Remun strode forward, gesturing for the Sashul's guard to part away as he approached the girl. Remun could not help but gaze on the girl's naked beauty, her sooty, bloody mess notwithstanding.

"Give her to us, she belongs to the gods," the priest reiterated.

"I will do no such thing," defied Remun.

"Remun!" Irssun made his way over to the Sashul's side, worry written all over his face. "This is extremely unwise of you to do," he whispered. "The last thing we need at this moment is confrontation with the Priests of the Forge."

"They sacrifice girls to the forge?! Is that how Soulsteel is made?!" Remun declared, careless as to whether or not the priests could hear him.

"Listen to me, Remun," Irssun whispered in the Sashul's ear once again while glancing nervously to the entourage of priests descending the stairs toward them now. "There are certain political realities that we must abide if we are to-"

"I will not abide the wholesale slaughter of innocent maidens, Irssun!"

"Give her to us, Sashul." A priest repeated. "This matter does not concern you."

"We will end this practice at a more opportune time, Remun," Irssun whispered once again. "Please, just relinquish the girl and let us wash our hands of this affair."

"You will call me by my rightful title, Irssun!" Remun snarled. "Sashul! That is who I am, Irssun. Have you forgetten? Because I suspect that you believe you command me! No, I command you!"

"I am not a servant, you ignorant boy!" Irssun blurted, abandoning his attempts at trying to keep his voice down. "My duty is to keep you from doing foolish things. And, right now, I can scarcely think of a more foolish thing one can possibly do."

"Guards," Remun called out, having had his fill of Irssun's berating, "clear the vessel of these depraved monsters."

The Sashul's guard stepped around the girl laying upon the deck and approached the priests in formation with swords drawn.

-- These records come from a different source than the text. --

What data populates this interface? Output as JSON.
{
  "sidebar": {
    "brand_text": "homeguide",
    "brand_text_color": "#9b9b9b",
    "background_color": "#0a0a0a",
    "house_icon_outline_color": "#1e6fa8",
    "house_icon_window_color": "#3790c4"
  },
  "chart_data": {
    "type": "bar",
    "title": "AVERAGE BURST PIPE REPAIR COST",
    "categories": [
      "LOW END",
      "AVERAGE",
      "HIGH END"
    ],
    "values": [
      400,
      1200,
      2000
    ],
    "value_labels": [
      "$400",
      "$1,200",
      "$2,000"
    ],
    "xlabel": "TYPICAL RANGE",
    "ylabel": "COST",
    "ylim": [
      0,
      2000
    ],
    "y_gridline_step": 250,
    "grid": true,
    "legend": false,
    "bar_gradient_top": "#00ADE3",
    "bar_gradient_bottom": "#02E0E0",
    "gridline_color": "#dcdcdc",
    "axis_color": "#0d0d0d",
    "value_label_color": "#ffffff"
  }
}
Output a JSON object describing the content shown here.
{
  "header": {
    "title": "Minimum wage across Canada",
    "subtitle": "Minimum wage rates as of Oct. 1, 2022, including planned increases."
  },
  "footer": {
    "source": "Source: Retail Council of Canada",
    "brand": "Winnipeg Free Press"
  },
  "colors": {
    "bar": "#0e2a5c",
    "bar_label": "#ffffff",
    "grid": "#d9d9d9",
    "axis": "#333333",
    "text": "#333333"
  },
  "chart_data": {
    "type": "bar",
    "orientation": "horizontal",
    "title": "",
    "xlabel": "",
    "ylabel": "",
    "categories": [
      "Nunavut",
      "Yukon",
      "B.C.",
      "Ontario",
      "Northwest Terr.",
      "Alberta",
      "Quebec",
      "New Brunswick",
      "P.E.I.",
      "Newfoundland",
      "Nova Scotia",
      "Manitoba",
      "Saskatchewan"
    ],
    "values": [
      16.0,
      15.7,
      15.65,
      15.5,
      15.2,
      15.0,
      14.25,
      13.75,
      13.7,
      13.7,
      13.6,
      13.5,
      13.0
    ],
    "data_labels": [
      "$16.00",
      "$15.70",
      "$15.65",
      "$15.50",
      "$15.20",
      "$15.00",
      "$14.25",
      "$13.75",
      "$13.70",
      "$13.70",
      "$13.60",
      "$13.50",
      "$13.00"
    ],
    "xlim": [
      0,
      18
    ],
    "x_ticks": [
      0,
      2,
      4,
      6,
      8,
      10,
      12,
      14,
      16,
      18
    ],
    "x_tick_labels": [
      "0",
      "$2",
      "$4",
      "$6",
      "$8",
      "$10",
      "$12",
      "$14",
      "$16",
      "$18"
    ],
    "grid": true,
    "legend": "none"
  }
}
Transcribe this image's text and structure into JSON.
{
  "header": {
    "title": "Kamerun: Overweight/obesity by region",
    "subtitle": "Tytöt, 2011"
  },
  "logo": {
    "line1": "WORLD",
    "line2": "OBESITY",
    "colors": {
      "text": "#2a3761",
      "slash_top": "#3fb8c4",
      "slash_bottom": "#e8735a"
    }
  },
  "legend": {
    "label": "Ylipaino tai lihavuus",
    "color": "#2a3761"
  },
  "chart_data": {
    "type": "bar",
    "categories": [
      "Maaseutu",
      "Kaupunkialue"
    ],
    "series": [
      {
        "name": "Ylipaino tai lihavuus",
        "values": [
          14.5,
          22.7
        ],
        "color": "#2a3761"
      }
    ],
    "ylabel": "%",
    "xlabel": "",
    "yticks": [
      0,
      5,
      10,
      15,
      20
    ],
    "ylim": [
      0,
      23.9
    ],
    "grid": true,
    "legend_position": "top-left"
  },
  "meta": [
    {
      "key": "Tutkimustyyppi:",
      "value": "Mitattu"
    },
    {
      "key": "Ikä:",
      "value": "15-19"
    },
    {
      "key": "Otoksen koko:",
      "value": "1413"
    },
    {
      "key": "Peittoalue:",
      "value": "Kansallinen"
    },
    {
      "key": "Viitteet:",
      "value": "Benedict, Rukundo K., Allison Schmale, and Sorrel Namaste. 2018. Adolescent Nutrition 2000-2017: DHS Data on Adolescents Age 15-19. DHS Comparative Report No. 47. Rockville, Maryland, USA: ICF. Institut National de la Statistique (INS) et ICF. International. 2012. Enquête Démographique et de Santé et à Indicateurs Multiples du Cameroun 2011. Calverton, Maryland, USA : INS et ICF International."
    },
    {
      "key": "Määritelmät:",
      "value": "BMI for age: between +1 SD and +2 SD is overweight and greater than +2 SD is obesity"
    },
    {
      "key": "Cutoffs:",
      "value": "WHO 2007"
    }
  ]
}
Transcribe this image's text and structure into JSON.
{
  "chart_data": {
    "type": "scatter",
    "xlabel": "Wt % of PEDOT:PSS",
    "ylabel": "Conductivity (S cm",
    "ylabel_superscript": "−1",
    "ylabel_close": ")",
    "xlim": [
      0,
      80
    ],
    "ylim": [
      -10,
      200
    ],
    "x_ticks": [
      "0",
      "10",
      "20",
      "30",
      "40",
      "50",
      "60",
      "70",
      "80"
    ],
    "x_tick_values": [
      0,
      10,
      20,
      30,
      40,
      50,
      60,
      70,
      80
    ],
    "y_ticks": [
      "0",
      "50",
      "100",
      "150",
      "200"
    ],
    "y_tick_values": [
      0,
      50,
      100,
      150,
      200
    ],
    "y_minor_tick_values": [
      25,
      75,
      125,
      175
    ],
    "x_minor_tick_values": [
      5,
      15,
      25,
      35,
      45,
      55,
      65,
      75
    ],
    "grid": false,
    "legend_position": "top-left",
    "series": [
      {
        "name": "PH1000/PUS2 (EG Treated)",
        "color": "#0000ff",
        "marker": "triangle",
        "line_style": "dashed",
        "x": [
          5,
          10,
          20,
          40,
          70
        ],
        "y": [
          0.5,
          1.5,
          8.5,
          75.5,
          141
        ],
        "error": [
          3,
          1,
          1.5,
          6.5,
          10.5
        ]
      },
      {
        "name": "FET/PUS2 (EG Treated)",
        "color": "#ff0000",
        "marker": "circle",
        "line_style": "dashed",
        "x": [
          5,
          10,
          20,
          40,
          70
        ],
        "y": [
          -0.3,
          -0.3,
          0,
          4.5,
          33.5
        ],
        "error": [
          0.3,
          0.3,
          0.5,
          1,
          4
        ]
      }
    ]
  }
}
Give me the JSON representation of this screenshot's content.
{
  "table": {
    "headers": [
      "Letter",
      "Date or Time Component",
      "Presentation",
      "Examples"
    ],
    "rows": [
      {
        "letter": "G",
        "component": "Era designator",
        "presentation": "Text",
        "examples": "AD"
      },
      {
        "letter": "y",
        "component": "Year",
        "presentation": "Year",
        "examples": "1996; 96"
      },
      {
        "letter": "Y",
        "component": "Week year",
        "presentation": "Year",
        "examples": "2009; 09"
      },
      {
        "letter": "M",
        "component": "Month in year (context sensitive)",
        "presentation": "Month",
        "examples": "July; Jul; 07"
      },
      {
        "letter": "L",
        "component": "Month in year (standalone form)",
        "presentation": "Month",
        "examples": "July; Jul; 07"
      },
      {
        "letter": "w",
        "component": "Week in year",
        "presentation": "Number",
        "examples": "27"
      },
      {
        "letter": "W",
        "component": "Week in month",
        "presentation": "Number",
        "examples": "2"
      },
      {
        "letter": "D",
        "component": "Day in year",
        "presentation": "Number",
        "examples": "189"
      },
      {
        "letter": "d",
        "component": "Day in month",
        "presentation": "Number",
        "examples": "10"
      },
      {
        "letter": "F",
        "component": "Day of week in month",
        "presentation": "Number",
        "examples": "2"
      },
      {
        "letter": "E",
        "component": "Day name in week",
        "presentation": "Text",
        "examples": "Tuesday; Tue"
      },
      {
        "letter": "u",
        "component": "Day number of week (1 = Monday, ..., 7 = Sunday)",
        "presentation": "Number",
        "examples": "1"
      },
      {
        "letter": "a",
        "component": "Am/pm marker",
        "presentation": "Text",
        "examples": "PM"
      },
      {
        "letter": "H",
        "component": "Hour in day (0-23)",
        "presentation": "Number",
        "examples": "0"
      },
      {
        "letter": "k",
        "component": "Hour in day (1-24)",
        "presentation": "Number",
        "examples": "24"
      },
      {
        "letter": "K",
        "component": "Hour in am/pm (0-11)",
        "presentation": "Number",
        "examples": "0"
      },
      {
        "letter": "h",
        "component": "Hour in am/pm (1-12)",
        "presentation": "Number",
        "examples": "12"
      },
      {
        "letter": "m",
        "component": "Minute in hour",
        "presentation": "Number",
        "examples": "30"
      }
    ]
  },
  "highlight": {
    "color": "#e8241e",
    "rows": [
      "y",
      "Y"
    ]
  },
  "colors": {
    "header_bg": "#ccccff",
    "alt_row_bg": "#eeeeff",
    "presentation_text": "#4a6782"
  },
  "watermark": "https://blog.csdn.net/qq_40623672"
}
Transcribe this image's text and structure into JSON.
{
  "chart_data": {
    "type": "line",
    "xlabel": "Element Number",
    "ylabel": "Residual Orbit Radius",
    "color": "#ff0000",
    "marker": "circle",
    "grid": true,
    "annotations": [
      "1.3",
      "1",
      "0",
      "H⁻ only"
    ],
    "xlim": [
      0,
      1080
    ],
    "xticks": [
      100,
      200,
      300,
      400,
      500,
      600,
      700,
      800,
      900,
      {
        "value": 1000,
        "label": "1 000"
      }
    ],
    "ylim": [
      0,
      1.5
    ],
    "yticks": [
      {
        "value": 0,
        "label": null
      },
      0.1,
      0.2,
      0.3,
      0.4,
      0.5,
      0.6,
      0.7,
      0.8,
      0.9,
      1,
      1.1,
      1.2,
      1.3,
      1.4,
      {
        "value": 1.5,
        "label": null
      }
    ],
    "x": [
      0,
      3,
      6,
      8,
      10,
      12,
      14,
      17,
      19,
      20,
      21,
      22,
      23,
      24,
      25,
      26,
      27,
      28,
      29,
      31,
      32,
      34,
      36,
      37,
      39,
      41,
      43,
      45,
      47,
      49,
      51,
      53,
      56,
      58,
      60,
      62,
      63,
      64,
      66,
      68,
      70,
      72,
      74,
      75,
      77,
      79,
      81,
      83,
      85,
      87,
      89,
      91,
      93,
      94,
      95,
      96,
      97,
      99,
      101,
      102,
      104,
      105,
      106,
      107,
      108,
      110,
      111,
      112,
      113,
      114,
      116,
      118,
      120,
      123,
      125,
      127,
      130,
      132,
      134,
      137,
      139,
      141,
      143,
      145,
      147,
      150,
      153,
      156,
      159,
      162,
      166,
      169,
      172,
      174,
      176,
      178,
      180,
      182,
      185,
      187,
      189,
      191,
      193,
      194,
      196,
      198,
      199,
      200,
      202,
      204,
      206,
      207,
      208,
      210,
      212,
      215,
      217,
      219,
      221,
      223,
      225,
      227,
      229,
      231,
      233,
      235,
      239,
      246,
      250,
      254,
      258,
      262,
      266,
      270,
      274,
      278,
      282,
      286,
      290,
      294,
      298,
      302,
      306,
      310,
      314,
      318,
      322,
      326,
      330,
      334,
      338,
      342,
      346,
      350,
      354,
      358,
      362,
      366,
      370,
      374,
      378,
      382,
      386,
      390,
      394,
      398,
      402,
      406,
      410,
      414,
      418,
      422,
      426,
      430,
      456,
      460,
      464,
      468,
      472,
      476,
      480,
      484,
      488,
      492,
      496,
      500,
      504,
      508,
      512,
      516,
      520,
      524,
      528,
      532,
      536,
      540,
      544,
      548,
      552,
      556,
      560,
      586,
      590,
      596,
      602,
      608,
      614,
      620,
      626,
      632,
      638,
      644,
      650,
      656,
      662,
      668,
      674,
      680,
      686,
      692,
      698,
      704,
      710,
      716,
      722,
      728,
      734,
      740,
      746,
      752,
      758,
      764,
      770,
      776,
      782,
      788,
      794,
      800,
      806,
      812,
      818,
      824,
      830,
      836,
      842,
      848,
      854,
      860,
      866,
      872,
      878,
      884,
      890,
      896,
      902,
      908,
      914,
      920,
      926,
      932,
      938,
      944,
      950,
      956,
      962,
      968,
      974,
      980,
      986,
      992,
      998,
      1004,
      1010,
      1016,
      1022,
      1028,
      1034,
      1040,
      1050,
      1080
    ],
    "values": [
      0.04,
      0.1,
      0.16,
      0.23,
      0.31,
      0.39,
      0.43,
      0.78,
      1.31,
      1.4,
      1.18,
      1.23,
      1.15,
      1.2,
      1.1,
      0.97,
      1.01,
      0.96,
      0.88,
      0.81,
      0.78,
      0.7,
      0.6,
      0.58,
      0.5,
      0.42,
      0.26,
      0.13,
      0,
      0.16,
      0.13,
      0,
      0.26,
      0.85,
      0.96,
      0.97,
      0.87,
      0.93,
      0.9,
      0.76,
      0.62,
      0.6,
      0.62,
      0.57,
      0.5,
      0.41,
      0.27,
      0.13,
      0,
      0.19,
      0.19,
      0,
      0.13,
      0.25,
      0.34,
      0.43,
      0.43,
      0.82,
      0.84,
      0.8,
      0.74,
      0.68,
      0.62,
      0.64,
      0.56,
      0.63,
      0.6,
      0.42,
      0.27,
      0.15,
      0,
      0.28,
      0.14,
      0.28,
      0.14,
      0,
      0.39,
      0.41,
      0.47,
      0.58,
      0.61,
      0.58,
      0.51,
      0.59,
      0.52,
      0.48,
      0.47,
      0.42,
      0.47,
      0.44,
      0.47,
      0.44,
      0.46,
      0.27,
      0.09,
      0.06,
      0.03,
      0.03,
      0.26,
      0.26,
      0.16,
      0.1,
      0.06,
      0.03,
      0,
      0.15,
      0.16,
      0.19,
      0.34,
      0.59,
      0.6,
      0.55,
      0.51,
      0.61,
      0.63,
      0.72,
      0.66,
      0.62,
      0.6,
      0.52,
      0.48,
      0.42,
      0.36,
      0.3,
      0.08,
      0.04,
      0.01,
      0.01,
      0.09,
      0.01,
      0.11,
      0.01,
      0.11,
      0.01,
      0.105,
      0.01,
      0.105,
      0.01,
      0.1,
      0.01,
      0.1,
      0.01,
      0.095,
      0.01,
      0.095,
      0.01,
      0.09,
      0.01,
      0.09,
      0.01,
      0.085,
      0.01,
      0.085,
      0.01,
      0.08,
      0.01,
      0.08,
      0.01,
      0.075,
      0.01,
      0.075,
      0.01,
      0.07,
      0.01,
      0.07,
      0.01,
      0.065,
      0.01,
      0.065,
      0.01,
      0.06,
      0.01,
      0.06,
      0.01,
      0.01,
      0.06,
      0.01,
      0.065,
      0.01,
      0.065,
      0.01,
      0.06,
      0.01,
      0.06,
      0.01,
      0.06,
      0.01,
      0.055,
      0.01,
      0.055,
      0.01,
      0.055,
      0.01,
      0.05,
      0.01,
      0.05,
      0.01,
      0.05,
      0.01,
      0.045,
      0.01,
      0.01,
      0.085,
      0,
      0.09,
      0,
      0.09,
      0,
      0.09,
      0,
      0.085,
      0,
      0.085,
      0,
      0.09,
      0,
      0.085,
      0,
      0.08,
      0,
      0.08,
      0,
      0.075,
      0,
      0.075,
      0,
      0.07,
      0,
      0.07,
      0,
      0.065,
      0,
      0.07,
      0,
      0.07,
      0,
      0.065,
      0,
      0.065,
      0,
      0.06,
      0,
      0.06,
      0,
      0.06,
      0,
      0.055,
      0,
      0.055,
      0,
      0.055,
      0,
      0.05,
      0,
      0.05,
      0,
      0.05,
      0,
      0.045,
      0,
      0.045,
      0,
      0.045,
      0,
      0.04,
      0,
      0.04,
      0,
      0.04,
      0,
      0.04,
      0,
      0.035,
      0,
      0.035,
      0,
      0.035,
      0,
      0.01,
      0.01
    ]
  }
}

In spite of their anger, the priests were in no position to engage in combat with the Sashul's guard, and reluctantly backed off the gangplank.

"Have us unmoored and retrieve our oarmen from this wretched place. We are leaving at once." Remun commanded.

"What of the girl?" One of the guards asked once the priests had been forced off the ship.

"Give her something to wear, she comes with us."

"Oh Remun," Irssun sighed. "You have made a terrible mistake today."

Remun shot a furious glance at Irssun, "And remove him from my sight."